Acton: Here are a couple of really big ones that apply to wavefront sensing and control. One is that there are multiple institutions involved—Northrop Grumman, Ball Aerospace, the Goddard Space Flight Center, the Space Telescope Science Institute—and the complication of having all these institutional lines. It could have been very, very difficult to navigate. So very early on we decided not to have any lines. We were a completely badgeless team. Anybody could talk to anybody. If someone said, “No, I think this is wrong, you should do it this way,” even if they didn’t necessarily have contractual responsibility, everybody listened.

Another big lesson we learned was about the importance of the interplay between experimentation and simulation.
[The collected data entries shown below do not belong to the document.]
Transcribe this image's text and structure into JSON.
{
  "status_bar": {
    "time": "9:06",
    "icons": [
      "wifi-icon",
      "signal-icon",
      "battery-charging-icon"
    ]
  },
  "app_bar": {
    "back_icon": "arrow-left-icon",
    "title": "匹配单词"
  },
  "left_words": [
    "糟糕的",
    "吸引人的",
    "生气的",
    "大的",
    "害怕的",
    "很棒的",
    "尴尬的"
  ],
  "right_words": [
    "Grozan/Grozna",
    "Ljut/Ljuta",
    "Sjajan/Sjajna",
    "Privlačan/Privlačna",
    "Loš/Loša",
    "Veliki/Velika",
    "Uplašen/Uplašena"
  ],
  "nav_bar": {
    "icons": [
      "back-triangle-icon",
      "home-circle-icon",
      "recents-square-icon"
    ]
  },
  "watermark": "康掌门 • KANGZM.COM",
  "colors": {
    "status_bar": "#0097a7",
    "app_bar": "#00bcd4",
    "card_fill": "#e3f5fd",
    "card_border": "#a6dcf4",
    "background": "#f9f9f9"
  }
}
We built a one-sixth scale model, a fully functional optical model of the telescope, and it’s still working. It allowed us, very early on, to know what was going to be difficult. Then we could address those issues in simulation. That understanding, the interplay between experimentation and modeling and simulations, was absolutely essential.

Recognizing of course, that it’s very early, do you yet have a favorite image?
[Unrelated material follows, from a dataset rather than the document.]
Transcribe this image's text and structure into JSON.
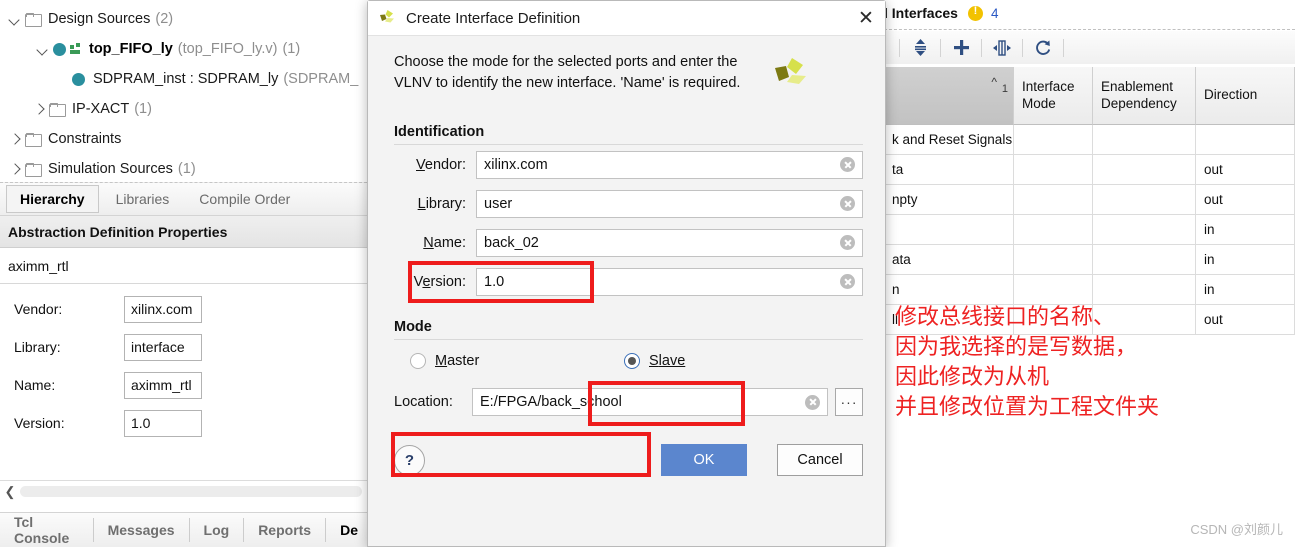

Acton: My favorite image, so far, was one that was taken during the last real wavefront activity that we did as part of commissioning. It was called a thermal slew test. The telescope has a large sunshield, but the sunshield can be at different angles with respect to the sun. So to make sure it was stable, we aimed it at a bright star we used as a guide star, put it in one orientation, and stayed there for five or six days. And then we switched to a different orientation for five or six days. It turned out to be quite stable. But how do you know that the telescope wasn’t rolling about the guide star? To check this, we took a series of test images with the redundant fine-guidance sensor. As you can imagine, when you have a 6-1/2 meter telescope at L2 away from any competing light sources that is cooled to 50 kelvins, yes, it is sensitive. Even just one 20-minute exposure is going to just have unbelievable detail regarding the deep universe. Imagine what happens if you take 100 of those images and average them together. We came up with an image of just some random part of the sky.
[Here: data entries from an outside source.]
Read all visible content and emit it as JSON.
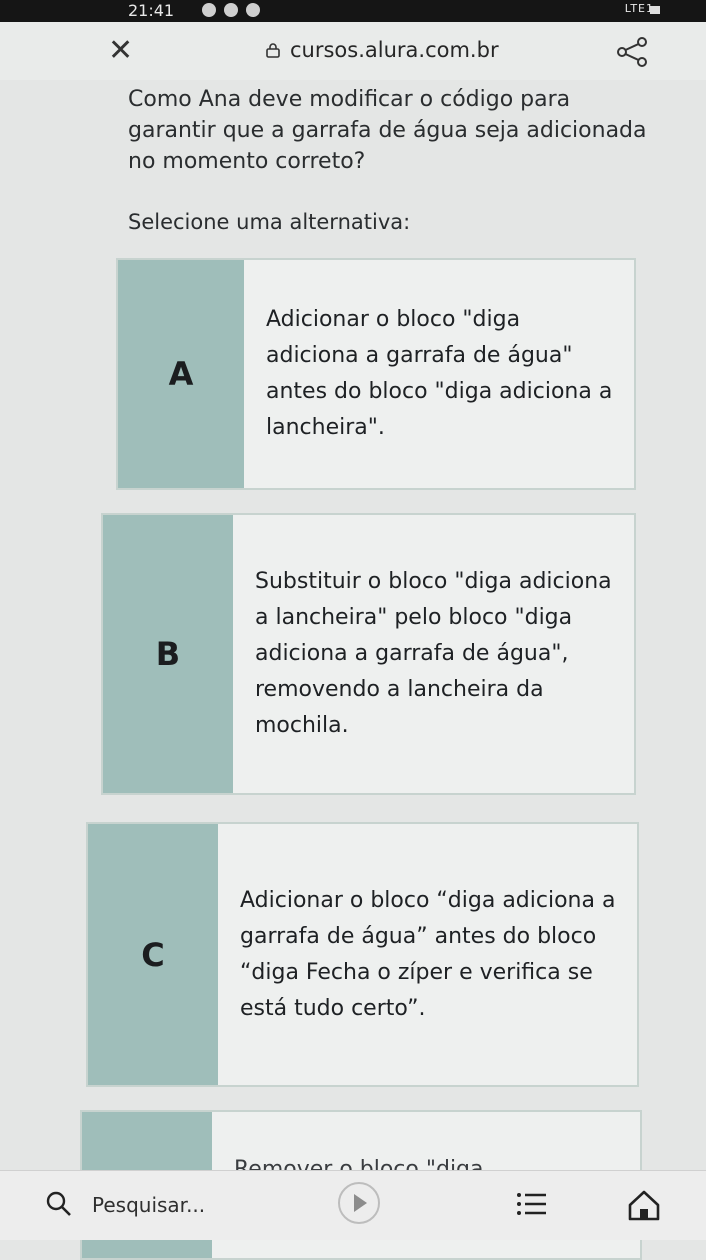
{
  "status_bar": {
    "time": "21:41",
    "network": "LTE1"
  },
  "browser": {
    "url": "cursos.alura.com.br"
  },
  "question": {
    "text": "Como Ana deve modificar o código para garantir que a garrafa de água seja adicionada no momento correto?",
    "prompt": "Selecione uma alternativa:"
  },
  "options": [
    {
      "letter": "A",
      "text": "Adicionar o bloco \"diga adiciona a garrafa de água\" antes do bloco \"diga adiciona a lancheira\"."
    },
    {
      "letter": "B",
      "text": "Substituir o bloco \"diga adiciona a lancheira\" pelo bloco \"diga adiciona a garrafa de água\", removendo a lancheira da mochila."
    },
    {
      "letter": "C",
      "text": "Adicionar o bloco “diga adiciona a garrafa de água” antes do bloco “diga Fecha o zíper e verifica se está tudo certo”."
    },
    {
      "letter": "",
      "text": "Remover o bloco \"diga"
    }
  ],
  "toolbar": {
    "search_placeholder": "Pesquisar..."
  },
  "colors": {
    "option_accent": "#9fbeba",
    "background": "#e4e6e5"
  }
}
james webb telescope image of bright lights against a dark backgroundScott Acton’s favorite Webb image: A test image of a random part of the sky, shot with the Webb’s fine-guidance sensor. The points with six-pointed diffraction patterns are stars; all other points are galaxies. NASA/CSA/FGS

I sent this image to James Larkin at UCLA, and he looked at it and estimated that that single image had 15,000 galaxies in it. Every one of those galaxies probably has between 100 [billion] and 200 billion stars.

I don’t talk about religion too much when it comes to this, but I must have had in my mind a Biblical reference to the stars singing. I pictured all of those galaxies as singing, as if this was a way for the universe to express joy that after all these years, we could finally see them. It was quite an emotional experience for me and for many people.

You realized that there was so much out there, and you weren’t even really looking for it yet? You were still phasing the telescope?

Acton: That’s right. I guess I I’m not sure what I expected. I figured you’d just see dark sky. Well, there is no dark sky. Dark sky is a myth. Galaxies are everywhere.

Finally, we got to our first diffraction-limited image [with the telescope calibrated for science observations for the first time]. And that’s the way the telescope is operating now.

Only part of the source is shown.